Kniya sprawled out on his back, violently thrashing his legs. He quickly took a gulp of the red sauce and let it dribble dramatically out of the corner of his mouth like thick blood.

"I am dying!" Kniya wailed, doing a ridiculous, breakdance-style spasm on the floor. "The Vinten family has assassinated me! My democratic soul is leaving my body! Malesh, tell my massive bank account I love it!"

Malesh looked down at Kniya flopping around on the marble, completely unimpressed.

"Your acting is highly inefficient," Malesh critiqued deadpan. "And that is raspberry coulis. It does not look like arterial blood."

The Vinten heiress stood over him, shaking with absolute, unhinged fury. The entire ballroom was starting to stare at them. Kniya was making a complete mockery of her family name in front of the top two hundred factions.

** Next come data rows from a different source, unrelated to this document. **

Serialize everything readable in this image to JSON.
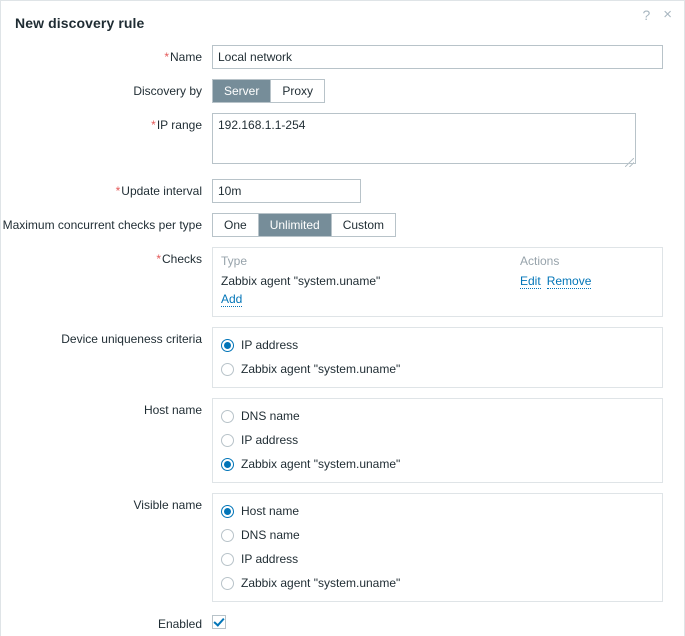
{
  "dialog": {
    "title": "New discovery rule",
    "help_icon_label": "?",
    "close_icon_label": "×"
  },
  "required_marker": "*",
  "fields": {
    "name": {
      "label": "Name",
      "required": true,
      "value": "Local network",
      "placeholder": ""
    },
    "discovery_by": {
      "label": "Discovery by",
      "options": [
        "Server",
        "Proxy"
      ],
      "selected": "Server"
    },
    "ip_range": {
      "label": "IP range",
      "required": true,
      "value": "192.168.1.1-254",
      "placeholder": ""
    },
    "update_interval": {
      "label": "Update interval",
      "required": true,
      "value": "10m",
      "placeholder": ""
    },
    "max_concurrent_checks": {
      "label": "Maximum concurrent checks per type",
      "options": [
        "One",
        "Unlimited",
        "Custom"
      ],
      "selected": "Unlimited"
    },
    "checks": {
      "label": "Checks",
      "required": true,
      "columns": [
        "Type",
        "Actions"
      ],
      "rows": [
        {
          "type": "Zabbix agent \"system.uname\"",
          "actions": [
            "Edit",
            "Remove"
          ]
        }
      ],
      "add_label": "Add"
    },
    "device_uniqueness": {
      "label": "Device uniqueness criteria",
      "options": [
        "IP address",
        "Zabbix agent \"system.uname\""
      ],
      "selected": "IP address"
    },
    "host_name": {
      "label": "Host name",
      "options": [
        "DNS name",
        "IP address",
        "Zabbix agent \"system.uname\""
      ],
      "selected": "Zabbix agent \"system.uname\""
    },
    "visible_name": {
      "label": "Visible name",
      "options": [
        "Host name",
        "DNS name",
        "IP address",
        "Zabbix agent \"system.uname\""
      ],
      "selected": "Host name"
    },
    "enabled": {
      "label": "Enabled",
      "checked": true
    }
  },
  "colors": {
    "accent": "#0275b8",
    "selected_segment_bg": "#768d99",
    "required_asterisk": "#e45959",
    "text": "#1f2c33",
    "muted": "#97a3ab",
    "border": "#b8c3c9",
    "panel_border": "#dfe4e7"
  }
}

"Stop making a scene, you fucking clown!" she shrieked.

Driven completely mad by his fake dying spasms, she pulled her leg back, aiming the sharp, stiletto heel of her designer shoe directly at Kniya's head for a lethal kick.

She swung her leg with all her might.

Kniya didn't even flinch. While still lying on his back, he casually raised his left hand and caught her ankle mid-air, stopping her high-speed kick instantly with a grip like a steel vice.

He stopped thrashing. He wiped the red sauce off his chin with his free hand, his arrogant, mocking grin returning.

"Careful, princess," Kniya smirked from the floor, his grip tightening just enough to make her wince. "You're going to scuff your shoes."